Ok dei revisori. L’Arcispedale questo mese paga quasi un milione di incentivi

19/11 – I dipendenti della Azienda Ospedaliera Santa Maria Nuova vedranno pagato, con lo stipendio del mese di Novembre, il saldo delle risorse economiche relative alla incentivazione alla produttività del personale del comparto di competenza dell’anno 2012. Lo ha reso noto oggi la direzione dell’Arcispedale di Reggio.

“Dopo una lunga diatriba sui tavoli sindacali, si rendono disponibili le risorse definite con l’ipotesi di accordo sottoscritta il 27 giugno 2013 dalla Funzione pubblica  CGIL e da 12 componenti delle RSU aziendali.

Le risorse che verranno distribuite consisteranno in:

€ 550.000 inerenti al saldo del 20%, legato al raggiungimento del 100% degli obiettivi generali di mantenimento proposti nel documento di  Budget 2012;

€ 174.000 per le quote particolari che si caratterizzano per l’importanza delle funzioni esercitate e la gravosità del lavoro svolto;

€  80.000 per le attribuzioni connesse al fondo libera professione, secondo i criteri già fissati in precedenti accordi;

€ 100.000 per la remunerazione di progetti aziendali e/o per la valorizzazione di attività particolari nell’ambito dei servizi.

Il pagamento nel corrente mese, con certificazione positiva del Collegio Sindacale presieduto dall’avvocato Stefano Ferri acquisita in data odierna, è stato reso possibile a seguito dei risultati del referendum promosso dalla CGIL nei giorni scorsi sull’ipotesi di accordo del 27 giugno u.s.
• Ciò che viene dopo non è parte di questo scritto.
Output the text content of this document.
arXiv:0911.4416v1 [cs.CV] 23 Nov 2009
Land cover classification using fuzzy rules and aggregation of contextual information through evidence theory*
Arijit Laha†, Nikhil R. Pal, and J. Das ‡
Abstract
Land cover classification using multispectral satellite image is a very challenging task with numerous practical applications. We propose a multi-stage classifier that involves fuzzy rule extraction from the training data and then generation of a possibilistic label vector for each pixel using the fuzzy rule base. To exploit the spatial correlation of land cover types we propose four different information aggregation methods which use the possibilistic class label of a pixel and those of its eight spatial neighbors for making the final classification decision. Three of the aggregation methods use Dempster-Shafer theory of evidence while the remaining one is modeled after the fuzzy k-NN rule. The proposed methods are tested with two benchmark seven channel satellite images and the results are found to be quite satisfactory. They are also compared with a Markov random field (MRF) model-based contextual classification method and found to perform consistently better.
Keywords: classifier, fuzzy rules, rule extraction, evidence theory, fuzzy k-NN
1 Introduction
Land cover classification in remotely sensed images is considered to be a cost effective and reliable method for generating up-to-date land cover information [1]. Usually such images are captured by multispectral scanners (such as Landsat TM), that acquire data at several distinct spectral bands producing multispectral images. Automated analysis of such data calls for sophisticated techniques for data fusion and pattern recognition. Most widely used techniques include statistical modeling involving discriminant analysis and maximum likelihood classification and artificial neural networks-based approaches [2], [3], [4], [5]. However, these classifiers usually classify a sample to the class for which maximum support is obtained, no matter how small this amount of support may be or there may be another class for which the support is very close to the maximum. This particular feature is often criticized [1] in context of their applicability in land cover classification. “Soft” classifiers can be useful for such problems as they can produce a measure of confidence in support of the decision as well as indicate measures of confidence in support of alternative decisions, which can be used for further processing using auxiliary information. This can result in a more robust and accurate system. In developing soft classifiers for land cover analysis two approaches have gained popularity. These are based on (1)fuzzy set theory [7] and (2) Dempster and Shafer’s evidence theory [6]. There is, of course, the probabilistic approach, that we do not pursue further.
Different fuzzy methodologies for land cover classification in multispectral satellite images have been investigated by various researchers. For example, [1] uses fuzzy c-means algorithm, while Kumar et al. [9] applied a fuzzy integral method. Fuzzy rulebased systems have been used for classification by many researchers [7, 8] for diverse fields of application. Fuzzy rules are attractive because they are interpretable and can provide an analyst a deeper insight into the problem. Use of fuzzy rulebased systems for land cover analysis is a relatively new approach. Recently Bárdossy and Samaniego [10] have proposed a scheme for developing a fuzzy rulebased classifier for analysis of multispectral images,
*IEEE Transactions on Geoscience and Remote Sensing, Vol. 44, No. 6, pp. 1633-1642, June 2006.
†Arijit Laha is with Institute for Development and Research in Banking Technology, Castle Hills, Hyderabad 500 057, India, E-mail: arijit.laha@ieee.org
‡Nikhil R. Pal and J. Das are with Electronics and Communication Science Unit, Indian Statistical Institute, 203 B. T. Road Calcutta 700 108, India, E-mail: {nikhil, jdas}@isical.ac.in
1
Gli esiti della consultazione hanno dato prova del maggior consenso possibile da parte dei dipendenti ASMN sul tema degli incentivi 2012.

Si è pertanto deciso di non ritardare ulteriormente il pagamento, chiudendo in tal modo la trattativa 2012″.

Aggiunge la direzione del Santa Maria Nuova: “Per quanto riguarda la posizione delle altre OOSS e RSU non firmatarie dell’ipotesi di accordo ed in particolare le azioni che – a parere delle stesse – dovrebbero testimoniare che la maggioranza dei dipendenti chiede un accordo con un incremento di 500.000 di risorse sui fondi, si tratta di richieste e azioni senza alcuna rilevanza giuridica che, di fatto, hanno avuto l’unico risultato di ritardare i pagamenti dovuti ai dipendenti.

E ciò per i seguenti motivi:

– è vietato per legge incrementare i fondi contrattuali; la delegazione trattante ASMN non poteva sottoscrivere ipotesi di accordo riconoscendo ulteriori risorse rispetto a quelle storicamente erogate.

– i referendum e/o le raccolte di firme che non abbiano alla base una ipotesi di accordo hanno un solo il valore di “un mero auspicio”; per tale ragione il referendum UIL (e altri?) nel quale si invitavano i dipendenti ad esprimersi se si ritenesse “giusto chiedere … l’adeguamento dei fondi contrattuali … incrementandoli con 500.000” euro, e, parimenti, la raccolta delle firme per chiedere l’adeguamento dei fondi per 500.000 euro, non hanno alcun valore giuridico e non possono pertanto essere presi in considerazione.

Da ultimo e per massima trasparenza, se il motivo della richiesta era il conseguimento di 500.000 euro incrementali sui fondi perché alla AUSL di Reggio Emilia è stato fatto, va chiarito che alla AUSL di RE l’accordo non prevede incremento di fondi ma semplicemente il pagamento di residui, vale a dire di risorse che i dipendenti ASMN avevano già percepito negli anni precedenti.

I dati ufficiali aggiornati, messi a disposizione dalla Regione E.R. in merito alle medie per dipendente delle consistenze annuali dei fondi del comparto 2012, evidenziano per le due aziende sanitarie reggiane i seguenti: Az. USL = 6.270 euro;  Az. ASMN = 6.460 euro. Vale a dire che in un anno un dipendente ASMN percepisce mediamente 6.460 euro ed un dipendente AUSL di RE percepisce mediamente 6.270 euro”.